Cette nouvelle vague de répression a fait réagir des personnalités, citoyens et plusieurs organisations. Ces derniers estiment, dans un texte rendu public, que « les Algériens subissent depuis plusieurs semaines une des pires escalades de la répression contre leurs droits et libertés. Cette offensive sécuritaire et judiciaire pour les empêcher de s’exprimer, de revendiquer, de manifester, de s’organiser, de faire grève, de rendre compte dans les médias et les réseaux sociaux, d’exister en tant que citoyens est en train de prendre les allures d’une guerre ouverte contre le peuple algérien ».

Ils expliquent que cette campagne « n’épargne personne, touche toutes les catégories sociales et toutes les régions du pays. Elle invente des illusoires complots terroristes pour justifier le retour aux pratiques les plus détestables de l’arbitraire (enlèvement, perquisition, mise au secret). La torture se banalise à nouveau. Les violences policières se généralisent. Rien ne peut justifier qu’un gouvernement traite avec une telle brutalité les citoyens de son pays ».

Les signataires, dont le PST, le RCD et l'UCP, incombent au pouvoir en place le blocage politique du pays .« Ni son impuissance face à la crise économique, ni son entêtement à tenir un agenda électoral rejeté par l’immense majorité du peuple, ni le naufrage de son calendrier vaccinal contre la pandémie. Le refus depuis deux ans d’accéder aux revendications du Hirak populaire pacifique en faveur d’un changement vers la démocratie enfonce le pouvoir de plus en plus dangereusement dans une aventure sécuritaire au très lourd prix », ont-ils écrit.
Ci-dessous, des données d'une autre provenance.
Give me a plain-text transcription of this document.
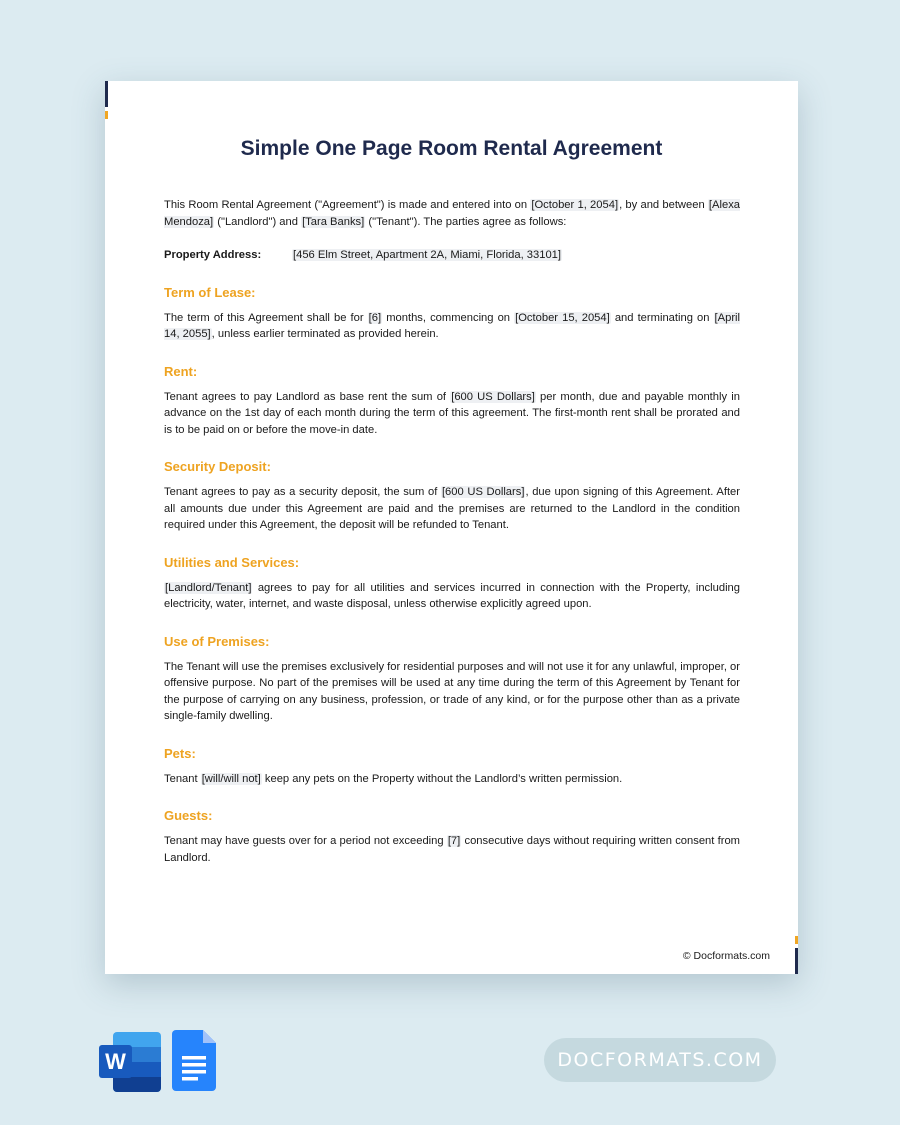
Simple One Page Room Rental Agreement

This Room Rental Agreement ("Agreement") is made and entered into on [October 1, 2054], by and between [Alexa Mendoza] ("Landlord") and [Tara Banks] ("Tenant"). The parties agree as follows:

Property Address:	[456 Elm Street, Apartment 2A, Miami, Florida, 33101]

Term of Lease:

The term of this Agreement shall be for [6] months, commencing on [October 15, 2054] and terminating on [April 14, 2055], unless earlier terminated as provided herein.

Rent:

Tenant agrees to pay Landlord as base rent the sum of [600 US Dollars] per month, due and payable monthly in advance on the 1st day of each month during the term of this agreement. The first-month rent shall be prorated and is to be paid on or before the move-in date.

Security Deposit:

Tenant agrees to pay as a security deposit, the sum of [600 US Dollars], due upon signing of this Agreement. After all amounts due under this Agreement are paid and the premises are returned to the Landlord in the condition required under this Agreement, the deposit will be refunded to Tenant.

Utilities and Services:

[Landlord/Tenant] agrees to pay for all utilities and services incurred in connection with the Property, including electricity, water, internet, and waste disposal, unless otherwise explicitly agreed upon.

Use of Premises:

The Tenant will use the premises exclusively for residential purposes and will not use it for any unlawful, improper, or offensive purpose. No part of the premises will be used at any time during the term of this Agreement by Tenant for the purpose of carrying on any business, profession, or trade of any kind, or for the purpose other than as a private single-family dwelling.

Pets:

Tenant [will/will not] keep any pets on the Property without the Landlord’s written permission.

Guests:

Tenant may have guests over for a period not exceeding [7] consecutive days without requiring written consent from Landlord.

© Docformats.com
W	DOCFORMATS.COM
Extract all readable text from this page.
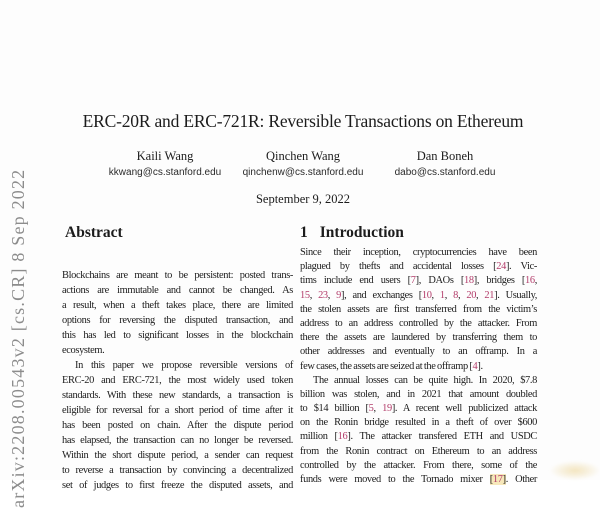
arXiv:2208.00543v2 [cs.CR] 8 Sep 2022
ERC-20R and ERC-721R: Reversible Transactions on Ethereum
Kaili Wang
kkwang@cs.stanford.edu
Qinchen Wang
qinchenw@cs.stanford.edu
Dan Boneh
dabo@cs.stanford.edu
September 9, 2022
Abstract
Blockchains are meant to be persistent: posted trans-
actions are immutable and cannot be changed. As
a result, when a theft takes place, there are limited
options for reversing the disputed transaction, and
this has led to significant losses in the blockchain
ecosystem.
In this paper we propose reversible versions of
ERC-20 and ERC-721, the most widely used token
standards. With these new standards, a transaction is
eligible for reversal for a short period of time after it
has been posted on chain. After the dispute period
has elapsed, the transaction can no longer be reversed.
Within the short dispute period, a sender can request
to reverse a transaction by convincing a decentralized
set of judges to first freeze the disputed assets, and
1 Introduction
Since their inception, cryptocurrencies have been
plagued by thefts and accidental losses [24]. Vic-
tims include end users [7], DAOs [18], bridges [16,
15, 23, 9], and exchanges [10, 1, 8, 20, 21]. Usually,
the stolen assets are first transferred from the victim’s
address to an address controlled by the attacker. From
there the assets are laundered by transferring them to
other addresses and eventually to an offramp. In a
few cases, the assets are seized at the offramp [4].
The annual losses can be quite high. In 2020, $7.8
billion was stolen, and in 2021 that amount doubled
to $14 billion [5, 19]. A recent well publicized attack
on the Ronin bridge resulted in a theft of over $600
million [16]. The attacker transfered ETH and USDC
from the Ronin contract on Ethereum to an address
controlled by the attacker. From there, some of the
funds were moved to the Tornado mixer [17]. Other
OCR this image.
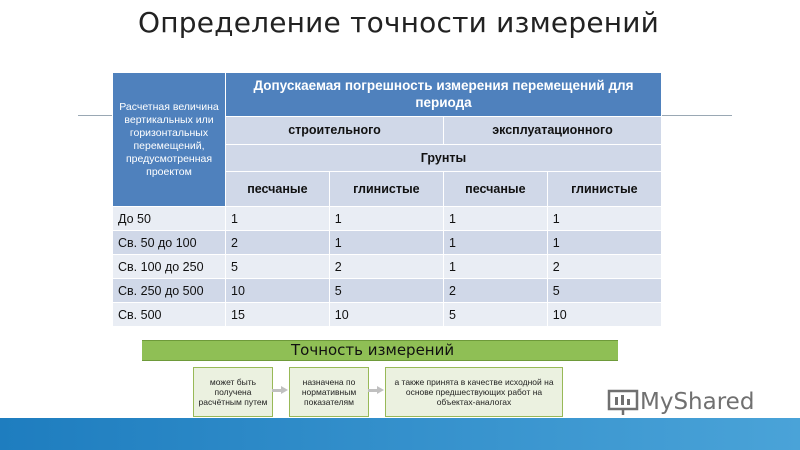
Определение точности измерений
Расчетная величина вертикальных или горизонтальных перемещений, предусмотренная проектом	Допускаемая погрешность измерения перемещений для периода			
	строительного		эксплуатационного	
	Грунты			
	песчаные	глинистые	песчаные	глинистые
До 50	1	1	1	1
Св. 50 до 100	2	1	1	1
Св. 100 до 250	5	2	1	2
Св. 250 до 500	10	5	2	5
Св. 500	15	10	5	10
Точность измерений
может быть получена расчётным путем
назначена по нормативным показателям
а также принята в качестве исходной на основе предшествующих работ на объектах-аналогах	MyShared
En criminalisant le Hirak, le pouvoir se met sur une pente glissante

Les signataires du texte affirment qu'en « criminalisant le Hirak, il (le pouvoir) se met lui-même sur la pente glissante des crimes d’Etat. Cette escalade d’avril 2021 piétine un peu plus les engagements pris par les conventions internationales signées par les autorités algériennes et protégeant, tout autant que la Constitution du pays, les droits qui sont aujourd’hui attaqués massivement et sans retenue. L’Algérie se met au ban des Nations pour son mépris des droits fondamentaux de l’homme ».

Lahouari Addi, Lynda Abbou, Brahim Aïdali, Kamel Aïssat, Louisa Aït Hamadouche et Mokrane Aït Larbi, qui font partie des signataires, concluent : « Nous, citoyens et organisations signataires de cette déclaration, appelons à l’arrêt immédiat de cette inacceptable agression contre l’intégrité physique et morale des Algériens. Nous rendons pour responsables les autorités algériennes des conséquences funestes de cette dérive répressive et nous en prenons à témoin les opinions nationale et internationale ».

Ils appellent, enfin, à « la libération de tous les détenus politiques, à la cessation des poursuites et au rétablissement de tous les droits et libertés garantis par la Constitution et par les conventions internationales signées par l’Algérie. Le recours obsessionnel à la répression, rappellent-ils, n’a pas stoppé depuis deux ans la marche du peuple algérien vers le changement démocratique pacifique. Il ne l’arrêtera pas cette fois non plus ».